Dala’s Blue Angels was founded by Dala Johnson, a community policing officer with the Lebanon Police Department, to support the local fight against child abuse and neglect. The annual walk is one of the organization’s primary fundraisers, with proceeds supporting the work of the ABC House, Court Appointed Special Advocates (CASA), Family Tree Relief Nursery and Linn County CAN.

“Last year, we gave almost $27,000 to the ABC House and we’re right at it again this year, I think we’re a little bit above, financially, where we started last year,” Johnson said.

The event began with the 5K run followed a few minutes by the walk. The walkers were led by Johnson and her Dani Marlow, who together held the Dala’s Blue Angels banner.

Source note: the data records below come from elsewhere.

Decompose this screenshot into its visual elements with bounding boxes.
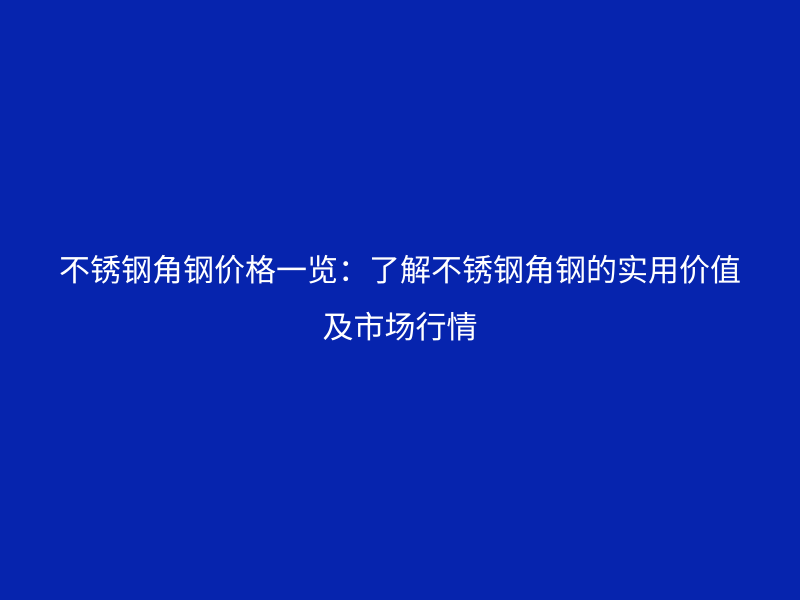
title-block: 不锈钢角钢价格一览：了解不锈钢角钢的实用价值及市场行情 bbox=[50, 243, 750, 357]
page-title: 不锈钢角钢价格一览：了解不锈钢角钢的实用价值及市场行情 bbox=[50, 243, 750, 357]
banner-background: 不锈钢角钢价格一览：了解不锈钢角钢的实用价值及市场行情 bbox=[0, 0, 800, 600]
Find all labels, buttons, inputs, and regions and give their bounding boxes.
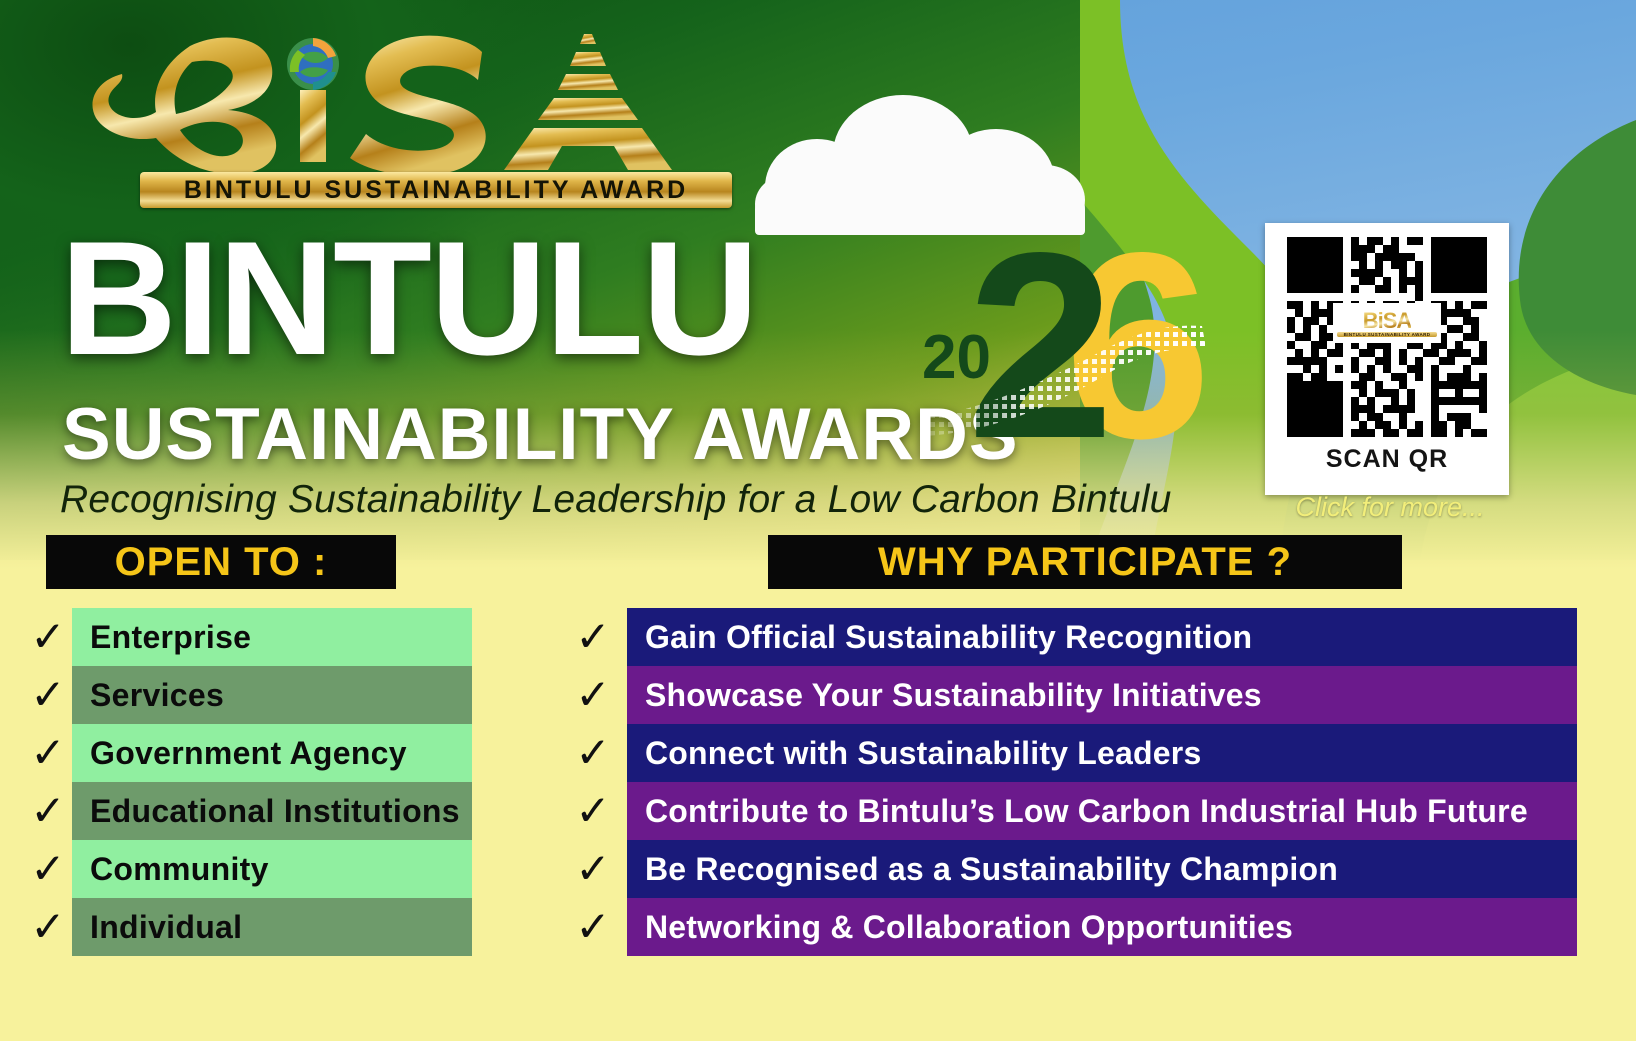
qr-code-card[interactable]: BiSA BINTULU SUSTAINABILITY AWARD SCAN Q… (1265, 223, 1509, 495)
qr-click-for-more-link[interactable]: Click for more... (1265, 492, 1515, 523)
list-item: ✓Networking & Collaboration Opportunitie… (565, 898, 1625, 956)
checkmark-icon: ✓ (20, 616, 76, 658)
list-item-pill: Government Agency (72, 724, 472, 782)
list-item: ✓Connect with Sustainability Leaders (565, 724, 1625, 782)
checkmark-icon: ✓ (20, 848, 76, 890)
checkmark-icon: ✓ (565, 616, 621, 658)
list-item-label: Community (90, 851, 269, 888)
list-item-label: Connect with Sustainability Leaders (645, 735, 1201, 772)
qr-embedded-logo-subtext: BINTULU SUSTAINABILITY AWARD (1337, 332, 1437, 337)
open-to-heading: OPEN TO : (115, 540, 328, 585)
logo-wordmark-plate: BINTULU SUSTAINABILITY AWARD (140, 172, 732, 208)
list-item-label: Government Agency (90, 735, 407, 772)
checkmark-icon: ✓ (20, 790, 76, 832)
list-item-label: Gain Official Sustainability Recognition (645, 619, 1252, 656)
poster-root: BINTULU SUSTAINABILITY AWARD BINTULU SUS… (0, 0, 1636, 1041)
list-item: ✓Services (20, 666, 480, 724)
open-to-banner: OPEN TO : (46, 535, 396, 589)
checkmark-icon: ✓ (565, 848, 621, 890)
year-graphic: 6 2 20 (912, 236, 1212, 486)
list-item: ✓Gain Official Sustainability Recognitio… (565, 608, 1625, 666)
list-item-pill: Enterprise (72, 608, 472, 666)
bisa-logo-mark (72, 22, 672, 172)
qr-embedded-logo-text: BiSA (1363, 310, 1412, 332)
checkmark-icon: ✓ (565, 906, 621, 948)
list-item: ✓Enterprise (20, 608, 480, 666)
list-item-label: Individual (90, 909, 242, 946)
list-item-pill: Networking & Collaboration Opportunities (627, 898, 1577, 956)
list-item: ✓Educational Institutions (20, 782, 480, 840)
poster-title: BINTULU (60, 218, 757, 380)
logo-wordmark-text: BINTULU SUSTAINABILITY AWARD (184, 176, 688, 205)
list-item-pill: Connect with Sustainability Leaders (627, 724, 1577, 782)
halftone-swoosh-decoration (920, 322, 1210, 442)
list-item: ✓Contribute to Bintulu’s Low Carbon Indu… (565, 782, 1625, 840)
why-participate-list: ✓Gain Official Sustainability Recognitio… (565, 608, 1625, 956)
checkmark-icon: ✓ (565, 732, 621, 774)
qr-caption: SCAN QR (1265, 445, 1509, 474)
qr-embedded-logo: BiSA BINTULU SUSTAINABILITY AWARD (1333, 303, 1441, 343)
list-item-pill: Services (72, 666, 472, 724)
list-item: ✓Community (20, 840, 480, 898)
list-item-pill: Individual (72, 898, 472, 956)
list-item-label: Be Recognised as a Sustainability Champi… (645, 851, 1338, 888)
list-item: ✓Be Recognised as a Sustainability Champ… (565, 840, 1625, 898)
list-item-label: Educational Institutions (90, 793, 460, 830)
why-participate-heading: WHY PARTICIPATE ? (878, 540, 1292, 585)
list-item-label: Showcase Your Sustainability Initiatives (645, 677, 1262, 714)
list-item-pill: Showcase Your Sustainability Initiatives (627, 666, 1577, 724)
checkmark-icon: ✓ (20, 674, 76, 716)
poster-subtitle: SUSTAINABILITY AWARDS (62, 398, 1019, 471)
why-participate-banner: WHY PARTICIPATE ? (768, 535, 1402, 589)
list-item-label: Networking & Collaboration Opportunities (645, 909, 1293, 946)
open-to-list: ✓Enterprise✓Services✓Government Agency✓E… (20, 608, 480, 956)
list-item: ✓Government Agency (20, 724, 480, 782)
checkmark-icon: ✓ (565, 674, 621, 716)
list-item-pill: Educational Institutions (72, 782, 472, 840)
list-item-label: Contribute to Bintulu’s Low Carbon Indus… (645, 793, 1528, 830)
list-item-pill: Be Recognised as a Sustainability Champi… (627, 840, 1577, 898)
list-item-pill: Community (72, 840, 472, 898)
bisa-logo[interactable]: BINTULU SUSTAINABILITY AWARD (72, 22, 672, 217)
list-item: ✓Showcase Your Sustainability Initiative… (565, 666, 1625, 724)
checkmark-icon: ✓ (20, 732, 76, 774)
checkmark-icon: ✓ (20, 906, 76, 948)
list-item-label: Enterprise (90, 619, 251, 656)
list-item: ✓Individual (20, 898, 480, 956)
list-item-pill: Contribute to Bintulu’s Low Carbon Indus… (627, 782, 1577, 840)
checkmark-icon: ✓ (565, 790, 621, 832)
list-item-label: Services (90, 677, 224, 714)
list-item-pill: Gain Official Sustainability Recognition (627, 608, 1577, 666)
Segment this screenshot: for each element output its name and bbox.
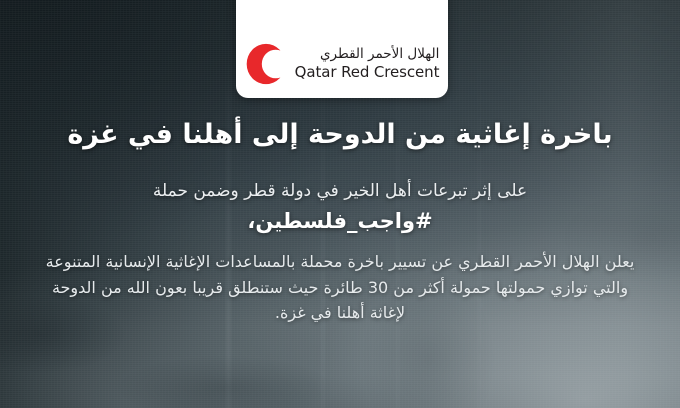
poster-content: الهلال الأحمر القطري Qatar Red Crescent … — [0, 0, 680, 408]
logo-lockup: الهلال الأحمر القطري Qatar Red Crescent — [245, 42, 440, 86]
logo-text-block: الهلال الأحمر القطري Qatar Red Crescent — [295, 48, 440, 80]
logo-arabic-name: الهلال الأحمر القطري — [320, 48, 439, 62]
subheadline: على إثر تبرعات أهل الخير في دولة قطر وضم… — [22, 179, 658, 204]
announcement-text-block: باخرة إغاثية من الدوحة إلى أهلنا في غزة … — [0, 118, 680, 326]
qatar-red-crescent-logo-card: الهلال الأحمر القطري Qatar Red Crescent — [236, 0, 448, 98]
headline: باخرة إغاثية من الدوحة إلى أهلنا في غزة — [22, 118, 658, 153]
relief-ship-announcement-poster: الهلال الأحمر القطري Qatar Red Crescent … — [0, 0, 680, 408]
logo-english-name: Qatar Red Crescent — [295, 65, 440, 80]
announcement-body: يعلن الهلال الأحمر القطري عن تسيير باخرة… — [22, 249, 658, 327]
campaign-hashtag: #واجب_فلسطين، — [22, 206, 658, 236]
red-crescent-icon — [245, 42, 287, 86]
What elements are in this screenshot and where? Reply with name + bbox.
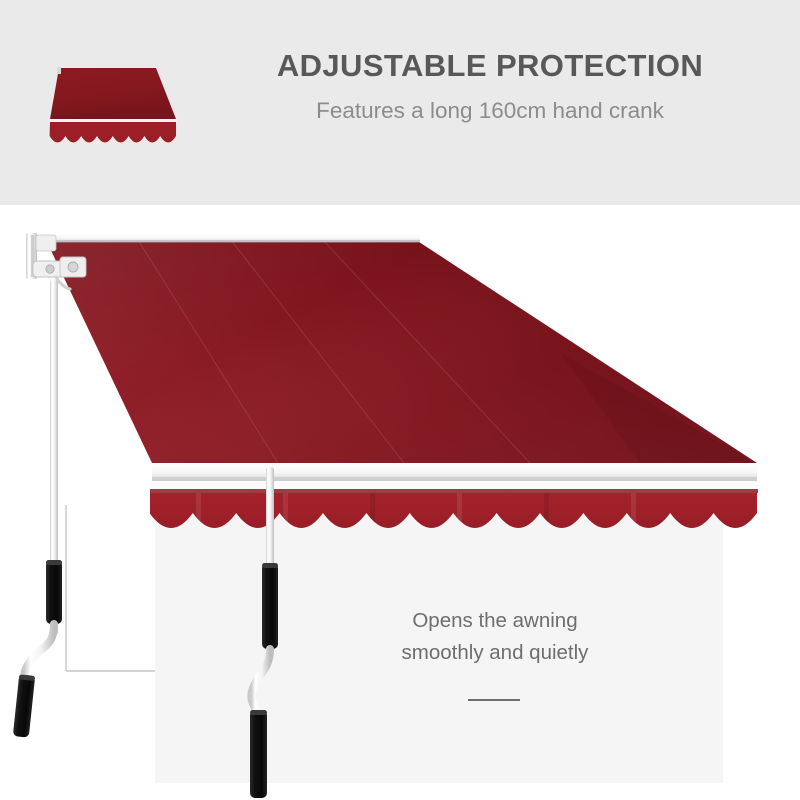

After the walk was completed, participants huddled under rain tents to listen to the speakers. Officer David Dominy sang the national anthem as the flag was presented by Lebanon Police Department cadets. Mayor Paul Aziz then read a proclamation recognizing the event.

Lebanon Police Chief Frank Stevenson, who ran in the 5K, honored Johnson for her commitment to the cause.

“Without her, this would never happen. She’s the leading, driving force behind it. Her and her Blue Angels,” Stevenson said.

Jennifer Gilmore-Robinson, the executive director of the ABC House, began her brief speech with a word of thanks.

“We are one of several agencies that are supported by the intrepid Dala and her wonderful Blue Angels. I just want to say a quick thank you to them and thank you to the Lebanon Police Department for all of their hard work and to all of you for showing up today.”

Several of the speakers noted the importance of public education in combatting child abuse.

“Children rely on others to be their voice. That’s what today is about. Educate yourself by knowing about child abuse and neglect,” Johnson said.

Gilmore-Robinson echoed that thought.

“Education is the silver bullet. This problem, this epidemic of child abuse, is not going to end until we as a community get educated and decide that it’s going to end and take the steps to do it,” Gilmore-Robinson said.

Ronda Vinson, one of the Blue Angels who helped at the event, first started working with the organization four years ago. She was drawn to the Blue Angels by her own personal experience.

“If I can do one thing to stop a child from going through what I did, it’s worth every moment of it,” Vinson said. “We have to be the voice they don’t have.”

Vinson was posted at the starting line of the 5K and walk, braving the weather along with the participants. Her motto, which was repeated by several of the Blue Angels, was simple.

“Child abuse doesn’t stop because of the weather and neither does our efforts,” Vinson said.